If you know that radical ideals are finite intersections of primes, in particular $\sqrt{(0)}=\mathfrak p_1\cap\cdots\cap\mathfrak p_n$. Let $\mathfrak p$ be a minimal prime. Since $(0)\subseteq\mathfrak p$ we get $\sqrt{(0)}\subseteq\sqrt{\mathfrak p}=\mathfrak p$, that is, $\mathfrak p_1\cap\cdots\cap\mathfrak p_n\subseteq\mathfrak p$. It follows that there exists $\mathfrak p_i\subseteq\mathfrak p$ and since $\mathfrak p$ is minimal we must have $\mathfrak p_i=\mathfrak p$. (In other words, the minimal primes of $A$ are among the primes $\mathfrak p_1,,\dots,\mathfrak p_n$.)
Not sure about the approach you're taking but here is how one usually proves this fact.
Exercise 1: Show that in a ring $A$, the irreducible components of $\operatorname{Spec} A$ are in bijection with the minimal primes $\mathfrak{p}$. The bijection is given by $\mathfrak{p} \mapsto V(\mathfrak{p})$.
Exercise 2: Show if $A$ is Noetherian that $\operatorname{Spec} A$ is Noetherian.

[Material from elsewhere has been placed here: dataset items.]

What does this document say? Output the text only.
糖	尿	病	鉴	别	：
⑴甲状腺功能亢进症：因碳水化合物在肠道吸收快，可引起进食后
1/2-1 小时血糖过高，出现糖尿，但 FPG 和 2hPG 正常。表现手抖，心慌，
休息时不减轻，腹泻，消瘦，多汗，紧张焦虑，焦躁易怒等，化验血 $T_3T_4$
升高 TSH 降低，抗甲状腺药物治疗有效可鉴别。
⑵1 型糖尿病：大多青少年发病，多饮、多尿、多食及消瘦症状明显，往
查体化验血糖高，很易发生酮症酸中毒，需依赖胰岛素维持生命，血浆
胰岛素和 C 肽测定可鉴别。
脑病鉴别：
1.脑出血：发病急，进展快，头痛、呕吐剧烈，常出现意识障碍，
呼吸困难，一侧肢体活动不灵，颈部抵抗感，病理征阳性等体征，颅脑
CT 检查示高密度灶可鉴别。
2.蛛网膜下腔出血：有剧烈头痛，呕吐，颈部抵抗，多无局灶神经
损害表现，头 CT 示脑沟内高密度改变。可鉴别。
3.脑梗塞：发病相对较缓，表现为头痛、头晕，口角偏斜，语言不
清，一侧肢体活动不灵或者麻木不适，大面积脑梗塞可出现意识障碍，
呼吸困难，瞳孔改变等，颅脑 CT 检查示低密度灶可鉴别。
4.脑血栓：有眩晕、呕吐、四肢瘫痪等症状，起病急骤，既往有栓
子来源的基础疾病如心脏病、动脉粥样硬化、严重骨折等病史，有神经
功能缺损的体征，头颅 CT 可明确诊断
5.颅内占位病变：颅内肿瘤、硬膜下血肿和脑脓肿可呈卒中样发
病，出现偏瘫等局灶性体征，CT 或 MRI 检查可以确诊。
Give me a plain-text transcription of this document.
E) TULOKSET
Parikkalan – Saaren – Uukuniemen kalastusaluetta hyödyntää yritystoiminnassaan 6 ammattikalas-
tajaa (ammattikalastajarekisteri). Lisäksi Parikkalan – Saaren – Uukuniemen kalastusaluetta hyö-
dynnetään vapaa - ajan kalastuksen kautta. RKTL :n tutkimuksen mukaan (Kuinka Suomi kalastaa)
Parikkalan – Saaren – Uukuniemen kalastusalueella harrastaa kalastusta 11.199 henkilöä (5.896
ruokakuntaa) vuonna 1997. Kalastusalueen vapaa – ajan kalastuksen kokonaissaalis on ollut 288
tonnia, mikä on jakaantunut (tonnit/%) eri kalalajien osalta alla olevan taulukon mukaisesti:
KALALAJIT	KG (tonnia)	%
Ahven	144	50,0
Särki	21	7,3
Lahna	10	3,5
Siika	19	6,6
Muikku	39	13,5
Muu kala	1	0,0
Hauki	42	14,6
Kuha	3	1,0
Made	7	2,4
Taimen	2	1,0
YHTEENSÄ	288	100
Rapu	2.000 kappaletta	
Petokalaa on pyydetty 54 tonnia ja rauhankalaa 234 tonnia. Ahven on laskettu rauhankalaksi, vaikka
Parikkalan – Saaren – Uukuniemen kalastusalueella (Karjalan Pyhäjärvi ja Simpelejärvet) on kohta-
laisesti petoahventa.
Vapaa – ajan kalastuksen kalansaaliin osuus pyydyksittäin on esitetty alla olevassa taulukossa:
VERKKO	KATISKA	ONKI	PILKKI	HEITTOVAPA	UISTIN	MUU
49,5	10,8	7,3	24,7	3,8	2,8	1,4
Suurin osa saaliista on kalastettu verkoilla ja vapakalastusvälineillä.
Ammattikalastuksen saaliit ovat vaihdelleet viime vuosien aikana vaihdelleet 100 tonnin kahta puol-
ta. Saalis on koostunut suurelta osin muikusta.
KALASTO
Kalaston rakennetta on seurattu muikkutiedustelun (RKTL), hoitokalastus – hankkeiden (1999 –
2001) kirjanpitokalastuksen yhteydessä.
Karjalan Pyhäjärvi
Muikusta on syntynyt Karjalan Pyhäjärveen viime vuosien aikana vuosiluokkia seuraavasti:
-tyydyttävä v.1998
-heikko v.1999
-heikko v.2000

That is, it satisfies the DCC on closed subsets.
Exercise 3: Show that $\operatorname{Spec} A$ is the finite union of its irreducible components. (Hint: use the fact that every non-empty collection of closed sets ordered by inclusion in a Noetherian space has a minimal element).
Alternative approach: In a Noetherian ring $A$, $\text{Ass}(A)$ is a finite set. In a Noetherian ring every minimal prime is associated from which it follows that the set of minimal primes is finite too.